SCHEDULE reliability worldwide showed a small month-on-month decline in November, according to analyst Sea-Intelligence’s recent Global Liner Performance report.

Global liner schedule reliability declined month-on-month in November by 0.6% to 33.6%, which maintains the range of 33-40% seen throughout the year.

“The only continuing ‘positive’, if one should call it that, is that schedule reliability has not plummeted further,” Sea-Intelligence CEO Alan Murphy said.

According to the report, on a year-on-year level, schedule reliability in November 2021 was down by 16.4 percentage points.

“The average delay for late vessel arrivals on the other hand, dropped down to 6.93 days, albeit still the highest figure for this month, which has been a recurring theme in 2021,” Mr Murphy said.

“Maersk was once again the most reliable top-14 carrier in November 2021, with schedule reliability of 46.3%, followed by Hamburg Süd with 40.4%. Only MSC had schedule reliability between 30%-40%, with five carriers recording schedule reliability of 20%-30%.”

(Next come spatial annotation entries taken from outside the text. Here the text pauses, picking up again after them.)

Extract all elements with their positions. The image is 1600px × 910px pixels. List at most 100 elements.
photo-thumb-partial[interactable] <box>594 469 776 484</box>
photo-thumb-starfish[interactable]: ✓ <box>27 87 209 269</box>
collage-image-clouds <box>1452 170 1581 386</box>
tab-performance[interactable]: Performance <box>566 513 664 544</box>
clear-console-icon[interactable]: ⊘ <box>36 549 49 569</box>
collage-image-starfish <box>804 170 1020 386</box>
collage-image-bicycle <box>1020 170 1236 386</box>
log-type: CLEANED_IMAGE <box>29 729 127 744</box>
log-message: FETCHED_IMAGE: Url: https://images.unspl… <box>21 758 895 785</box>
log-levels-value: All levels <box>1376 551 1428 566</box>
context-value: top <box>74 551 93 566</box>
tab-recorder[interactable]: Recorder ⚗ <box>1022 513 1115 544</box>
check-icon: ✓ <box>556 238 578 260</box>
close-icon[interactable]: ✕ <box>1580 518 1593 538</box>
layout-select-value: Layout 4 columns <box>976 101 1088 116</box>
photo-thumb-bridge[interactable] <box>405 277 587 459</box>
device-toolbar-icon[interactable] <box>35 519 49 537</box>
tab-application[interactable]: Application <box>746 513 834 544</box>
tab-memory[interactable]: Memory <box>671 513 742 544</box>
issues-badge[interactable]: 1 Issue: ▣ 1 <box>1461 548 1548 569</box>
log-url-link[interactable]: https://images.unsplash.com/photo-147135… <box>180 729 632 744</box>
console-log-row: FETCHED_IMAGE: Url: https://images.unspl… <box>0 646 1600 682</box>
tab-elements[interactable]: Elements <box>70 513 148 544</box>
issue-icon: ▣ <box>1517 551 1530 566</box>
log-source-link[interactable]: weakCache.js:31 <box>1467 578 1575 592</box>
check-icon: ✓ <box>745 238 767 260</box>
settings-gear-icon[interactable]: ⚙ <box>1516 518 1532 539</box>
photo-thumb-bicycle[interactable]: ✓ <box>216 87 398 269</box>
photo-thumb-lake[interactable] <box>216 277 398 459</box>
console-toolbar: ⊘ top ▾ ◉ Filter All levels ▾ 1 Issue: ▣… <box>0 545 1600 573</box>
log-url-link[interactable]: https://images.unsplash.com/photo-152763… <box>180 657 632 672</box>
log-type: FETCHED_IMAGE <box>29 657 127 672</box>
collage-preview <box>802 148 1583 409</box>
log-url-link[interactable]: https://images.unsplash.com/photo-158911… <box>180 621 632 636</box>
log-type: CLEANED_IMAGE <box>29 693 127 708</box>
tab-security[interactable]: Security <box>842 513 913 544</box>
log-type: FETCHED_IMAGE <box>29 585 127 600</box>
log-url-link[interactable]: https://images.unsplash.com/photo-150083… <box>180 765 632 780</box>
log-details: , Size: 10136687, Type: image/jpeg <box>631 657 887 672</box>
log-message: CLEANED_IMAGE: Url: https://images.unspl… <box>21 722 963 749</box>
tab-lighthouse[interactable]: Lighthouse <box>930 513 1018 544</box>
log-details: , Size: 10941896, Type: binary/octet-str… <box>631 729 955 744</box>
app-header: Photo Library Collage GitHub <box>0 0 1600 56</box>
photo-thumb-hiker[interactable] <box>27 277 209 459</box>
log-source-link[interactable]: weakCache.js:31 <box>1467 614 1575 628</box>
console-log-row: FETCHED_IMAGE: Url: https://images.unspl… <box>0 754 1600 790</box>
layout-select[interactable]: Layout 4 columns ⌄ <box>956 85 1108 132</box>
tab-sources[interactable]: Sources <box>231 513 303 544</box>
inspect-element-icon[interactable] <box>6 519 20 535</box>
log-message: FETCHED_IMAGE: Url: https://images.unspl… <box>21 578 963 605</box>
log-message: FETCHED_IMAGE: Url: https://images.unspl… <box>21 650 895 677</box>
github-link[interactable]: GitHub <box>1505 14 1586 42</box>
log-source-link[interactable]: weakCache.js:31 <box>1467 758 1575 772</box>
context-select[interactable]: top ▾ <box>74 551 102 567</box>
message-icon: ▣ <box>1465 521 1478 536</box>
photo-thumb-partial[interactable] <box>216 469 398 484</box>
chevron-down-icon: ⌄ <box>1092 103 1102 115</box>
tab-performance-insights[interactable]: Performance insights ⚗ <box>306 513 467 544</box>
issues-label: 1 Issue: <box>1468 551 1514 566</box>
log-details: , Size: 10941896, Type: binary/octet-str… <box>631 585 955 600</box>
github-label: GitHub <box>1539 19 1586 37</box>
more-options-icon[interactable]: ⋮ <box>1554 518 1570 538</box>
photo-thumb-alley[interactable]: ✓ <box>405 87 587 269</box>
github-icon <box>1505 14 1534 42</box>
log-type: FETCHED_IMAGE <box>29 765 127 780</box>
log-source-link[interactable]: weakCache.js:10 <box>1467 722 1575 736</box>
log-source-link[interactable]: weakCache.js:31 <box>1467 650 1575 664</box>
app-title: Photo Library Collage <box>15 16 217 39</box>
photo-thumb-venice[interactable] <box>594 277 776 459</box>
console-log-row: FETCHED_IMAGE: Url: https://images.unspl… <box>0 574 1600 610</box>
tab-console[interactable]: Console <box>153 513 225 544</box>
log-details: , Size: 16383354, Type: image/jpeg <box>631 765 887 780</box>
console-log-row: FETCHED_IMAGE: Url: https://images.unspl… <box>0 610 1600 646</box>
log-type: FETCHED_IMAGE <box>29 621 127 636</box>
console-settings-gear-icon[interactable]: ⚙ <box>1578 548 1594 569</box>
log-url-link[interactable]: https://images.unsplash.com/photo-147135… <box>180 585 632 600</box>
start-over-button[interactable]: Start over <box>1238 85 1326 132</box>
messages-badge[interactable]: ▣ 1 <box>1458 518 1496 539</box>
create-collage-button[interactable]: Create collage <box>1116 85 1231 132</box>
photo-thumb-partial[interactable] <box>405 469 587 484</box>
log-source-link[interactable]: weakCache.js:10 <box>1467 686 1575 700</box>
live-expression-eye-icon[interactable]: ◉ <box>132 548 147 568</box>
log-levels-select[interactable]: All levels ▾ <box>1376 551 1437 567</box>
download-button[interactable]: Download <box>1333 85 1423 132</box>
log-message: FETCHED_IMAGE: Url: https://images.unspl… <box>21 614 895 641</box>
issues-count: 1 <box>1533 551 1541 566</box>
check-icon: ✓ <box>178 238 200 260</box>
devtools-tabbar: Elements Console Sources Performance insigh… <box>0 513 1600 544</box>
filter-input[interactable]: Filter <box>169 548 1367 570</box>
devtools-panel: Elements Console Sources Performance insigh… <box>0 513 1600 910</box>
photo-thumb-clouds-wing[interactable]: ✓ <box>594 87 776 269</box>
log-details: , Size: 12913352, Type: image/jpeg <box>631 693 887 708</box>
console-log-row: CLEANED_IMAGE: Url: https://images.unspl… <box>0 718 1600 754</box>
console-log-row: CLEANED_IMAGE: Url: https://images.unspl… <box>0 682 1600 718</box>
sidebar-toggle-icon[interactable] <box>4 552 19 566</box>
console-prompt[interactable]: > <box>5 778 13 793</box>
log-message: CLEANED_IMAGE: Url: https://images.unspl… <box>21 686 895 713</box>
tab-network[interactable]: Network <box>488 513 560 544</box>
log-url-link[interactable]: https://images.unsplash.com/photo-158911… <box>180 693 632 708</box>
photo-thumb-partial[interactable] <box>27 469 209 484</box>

Mr Murphy said the remaining six carriers had schedule reliability of under 20%, with Evergreen recording the lowest November 2021 schedule reliability of just 11.8%. Four carriers recorded a month-on-month improvement in schedule reliability, while no carrier recorded a year-on-year improvement in schedule reliability, with all but Maersk recording double-digit year-on-year declines.